La vida en la reserva Mohawk, el racismo, las condiciones laborales de las clases más desfavorecidas, la inmigración clandestina entre Canadá y Estados Unidos cruzando las aguas heladas del rio San Lorenzo, las difíciles relaciones madre-hijos en entornos precarios, el abandono del padre, etc…, son los elementos que configuran el universo de Frozen River.
Con una puesta en escena sobria, el retrato del frio y el hielo dan veracidad a la historia que nos cuenta Courtney Hunt.
Curling
(2010)
El curling es un deporte muy popular en Canadá que se practica en una pista de hielo. Consiste en lanzar deslizando grandes piedras de granito de 20 kilos hacia un objetivo; durante el recorrido de la piedra, el equipo facilita el avance o la dirección de la misma, mediante una especie de "cepillos”, hasta conseguir que una de las piedras lanzadas quede lo más próxima posible al centro de la diana dibujada en el suelo.
Curling también es el título de esta sorprendente película estrenada en 2010 en el Festival de Locano (Suiza), donde obtuvo el Leopardo de Plata al mejor director, Denis Côté y al mejor actor, Emmanuel Bilodeau.
Al protagonista de esta película, el entorno que rodea su vida le produce desconfianza; y en su afán por proteger a su única hija, decide recluirla en casa alejada de los peligros del mundo exterior y de las malas compañías.
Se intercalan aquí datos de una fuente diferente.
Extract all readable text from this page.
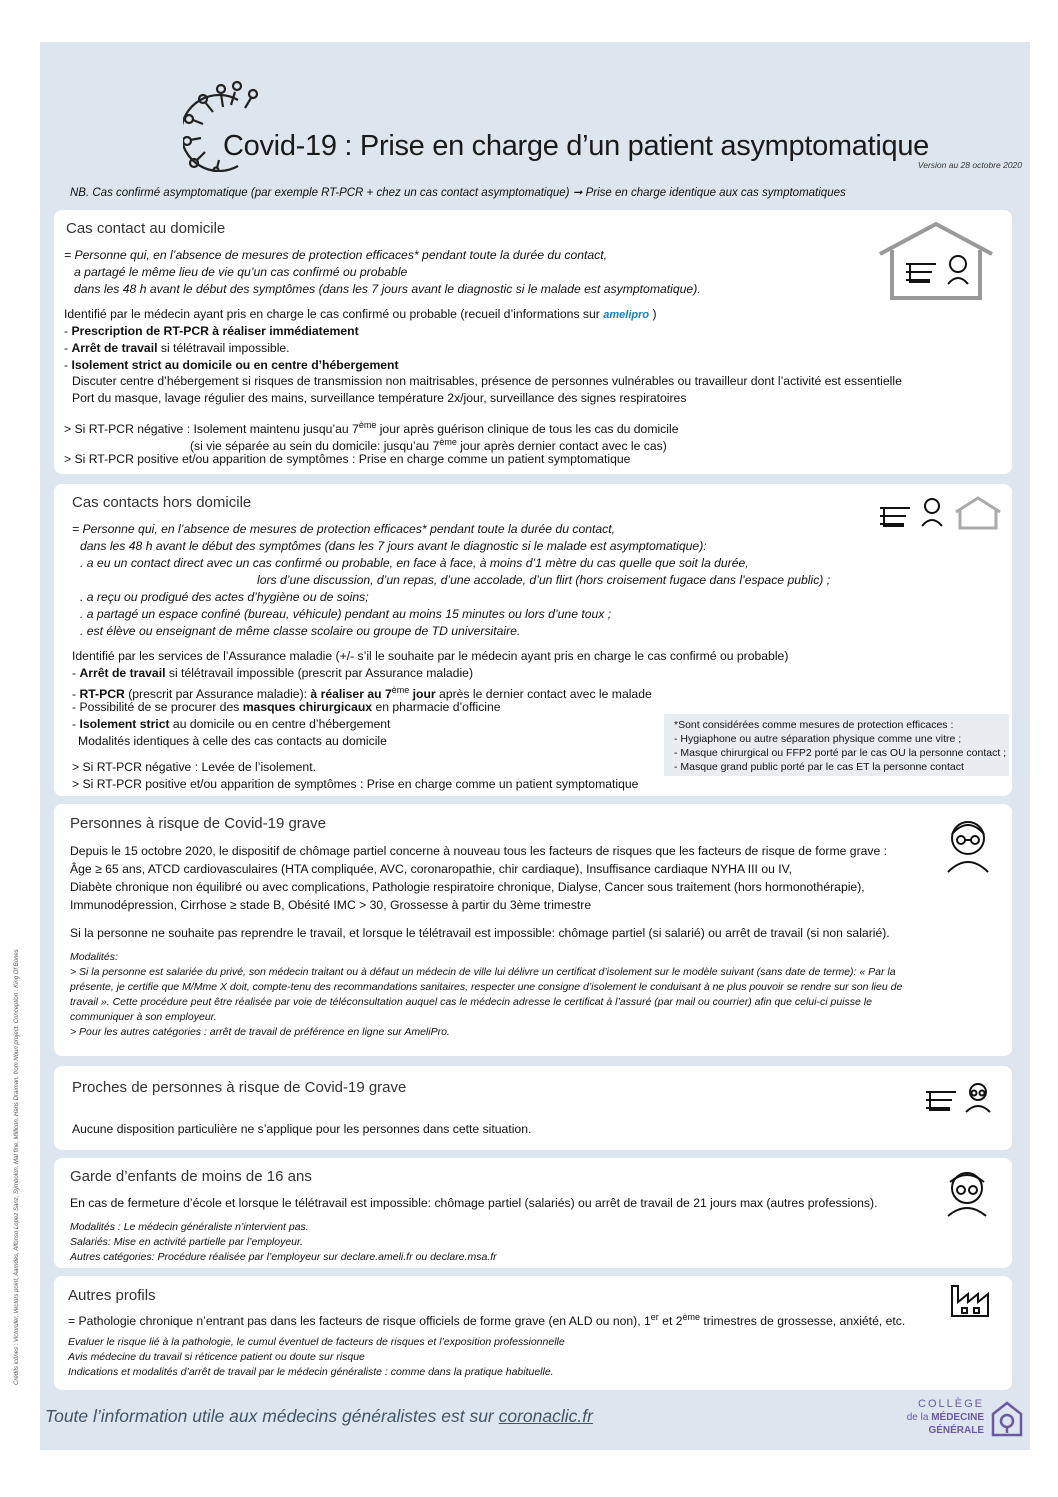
Covid-19 : Prise en charge d’un patient asymptomatique
Version au 28 octobre 2020
NB. Cas confirmé asymptomatique (par exemple RT-PCR + chez un cas contact asymptomatique) ➞ Prise en charge identique aux cas symptomatiques
Cas contact au domicile
= Personne qui, en l’absence de mesures de protection efficaces* pendant toute la durée du contact,
a partagé le même lieu de vie qu’un cas confirmé ou probable
dans les 48 h avant le début des symptômes (dans les 7 jours avant le diagnostic si le malade est asymptomatique).
Identifié par le médecin ayant pris en charge le cas confirmé ou probable (recueil d’informations sur amelipro )
- Prescription de RT-PCR à réaliser immédiatement
- Arrêt de travail si télétravail impossible.
- Isolement strict au domicile ou en centre d’hébergement
Discuter centre d’hébergement si risques de transmission non maitrisables, présence de personnes vulnérables ou travailleur dont l’activité est essentielle
Port du masque, lavage régulier des mains, surveillance température 2x/jour, surveillance des signes respiratoires
> Si RT-PCR négative : Isolement maintenu jusqu’au 7ème jour après guérison clinique de tous les cas du domicile
(si vie séparée au sein du domicile: jusqu’au 7ème jour après dernier contact avec le cas)
> Si RT-PCR positive et/ou apparition de symptômes : Prise en charge comme un patient symptomatique
Cas contacts hors domicile
= Personne qui, en l’absence de mesures de protection efficaces* pendant toute la durée du contact,
dans les 48 h avant le début des symptômes (dans les 7 jours avant le diagnostic si le malade est asymptomatique):
. a eu un contact direct avec un cas confirmé ou probable, en face à face, à moins d’1 mètre du cas quelle que soit la durée,
lors d’une discussion, d’un repas, d’une accolade, d’un flirt (hors croisement fugace dans l’espace public) ;
. a reçu ou prodigué des actes d’hygiène ou de soins;
. a partagé un espace confiné (bureau, véhicule) pendant au moins 15 minutes ou lors d’une toux ;
. est élève ou enseignant de même classe scolaire ou groupe de TD universitaire.
Identifié par les services de l’Assurance maladie (+/- s’il le souhaite par le médecin ayant pris en charge le cas confirmé ou probable)
- Arrêt de travail si télétravail impossible (prescrit par Assurance maladie)
- RT-PCR (prescrit par Assurance maladie): à réaliser au 7ème jour après le dernier contact avec le malade
- Possibilité de se procurer des masques chirurgicaux en pharmacie d’officine
- Isolement strict au domicile ou en centre d’hébergement
Modalités identiques à celle des cas contacts au domicile
> Si RT-PCR négative : Levée de l’isolement.
> Si RT-PCR positive et/ou apparition de symptômes : Prise en charge comme un patient symptomatique
*Sont considérées comme mesures de protection efficaces :
- Hygiaphone ou autre séparation physique comme une vitre ;
- Masque chirurgical ou FFP2 porté par le cas OU la personne contact ;
- Masque grand public porté par le cas ET la personne contact
Personnes à risque de Covid-19 grave
Depuis le 15 octobre 2020, le dispositif de chômage partiel concerne à nouveau tous les facteurs de risques que les facteurs de risque de forme grave :
Âge ≥ 65 ans, ATCD cardiovasculaires (HTA compliquée, AVC, coronaropathie, chir cardiaque), Insuffisance cardiaque NYHA III ou IV,
Diabète chronique non équilibré ou avec complications, Pathologie respiratoire chronique, Dialyse, Cancer sous traitement (hors hormonothérapie),
Immunodépression, Cirrhose ≥ stade B, Obésité IMC > 30, Grossesse à partir du 3ème trimestre
Si la personne ne souhaite pas reprendre le travail, et lorsque le télétravail est impossible: chômage partiel (si salarié) ou arrêt de travail (si non salarié).
Modalités:
> Si la personne est salariée du privé, son médecin traitant ou à défaut un médecin de ville lui délivre un certificat d’isolement sur le modèle suivant (sans date de terme): « Par la
présente, je certifie que M/Mme X doit, compte-tenu des recommandations sanitaires, respecter une consigne d’isolement le conduisant à ne plus pouvoir se rendre sur son lieu de
travail ». Cette procédure peut être réalisée par voie de téléconsultation auquel cas le médecin adresse le certificat à l’assuré (par mail ou courrier) afin que celui-ci puisse le
communiquer à son employeur.
> Pour les autres catégories : arrêt de travail de préférence en ligne sur AmeliPro.
Proches de personnes à risque de Covid-19 grave
Aucune disposition particulière ne s’applique pour les personnes dans cette situation.
Garde d’enfants de moins de 16 ans
En cas de fermeture d’école et lorsque le télétravail est impossible: chômage partiel (salariés) ou arrêt de travail de 21 jours max (autres professions).
Modalités : Le médecin généraliste n’intervient pas.
Salariés: Mise en activité partielle par l’employeur.
Autres catégories: Procédure réalisée par l’employeur sur declare.ameli.fr ou declare.msa.fr
Autres profils
= Pathologie chronique n’entrant pas dans les facteurs de risque officiels de forme grave (en ALD ou non), 1er et 2ème trimestres de grossesse, anxiété, etc.
Evaluer le risque lié à la pathologie, le cumul éventuel de facteurs de risques et l’exposition professionnelle
Avis médecine du travail si réticence patient ou doute sur risque
Indications et modalités d’arrêt de travail par le médecin généraliste : comme dans la pratique habituelle.
Toute l’information utile aux médecins généralistes est sur coronaclic.fr
COLLÈGE
de la MÉDECINE
GÉNÉRALE
Crédits icônes : Victoruler, Vectors point, Aamdes, Alfonso Lopez Sanz, Symbolon, Mat fine, Millicon, Hans Draiman, from Noun project. Conception : King Of Bones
El análisis que hace el director,
Denis Côté, de los personajes que intervienen en su film, aportan desasosiego a
la trama de la película. El director usa recursos narrativos que añaden la
intriga necesaria para mantener al espectador constantemente en tensión. La
presencia omnipresente de un paisaje helado, semidesértico, ayuda en la tarea de
coreografiar esa inquietud y angustia.
No
llores, vuela (2014)
Con tan corta carrera, Claudia Llosa, goza de un merecido prestigio en el mundo del cine –Oso de Oro en la Berlinale de 2009 por La teta asustada-. Sus películas, dotadas de una peculiar forma narrativa, todavía no han cautivado al público de masas. La directora de Aloft –su título en inglés-, rodó sus exteriores de marzo a abril de 2013 en la provincia de Manitoba, junto a la Bahía de Hudson (Canadá). La película está coproducida por España, Canadá y Francia y cuenta con un elenco de actores internacionales encabezado por Jennifer Connelly, Cillian Murphy, Oona Chaplin y Mélanie Laurent.
Los esfuerzos de una madre por
sanar a uno de sus hijos, la llevan a recorrer un largo camino interior desde
la razón a la ilusión, hasta que un accidente trunca el sinuoso recorrido. A partir de
ese momento la vida del hijo mayor y su madre se separan bruscamente para
converger en un balsámico final.
Como el gran vuelo circular del halcón, que vuelve a la mano del cetrero después de dibujar una gran órbita en el inmenso cielo, madre e hijo caminan en círculo hasta fundirse en un emotivo abrazo final.
En definitiva, una película que comienza cautivándote y acaba envolviéndote de magia y sentimiento.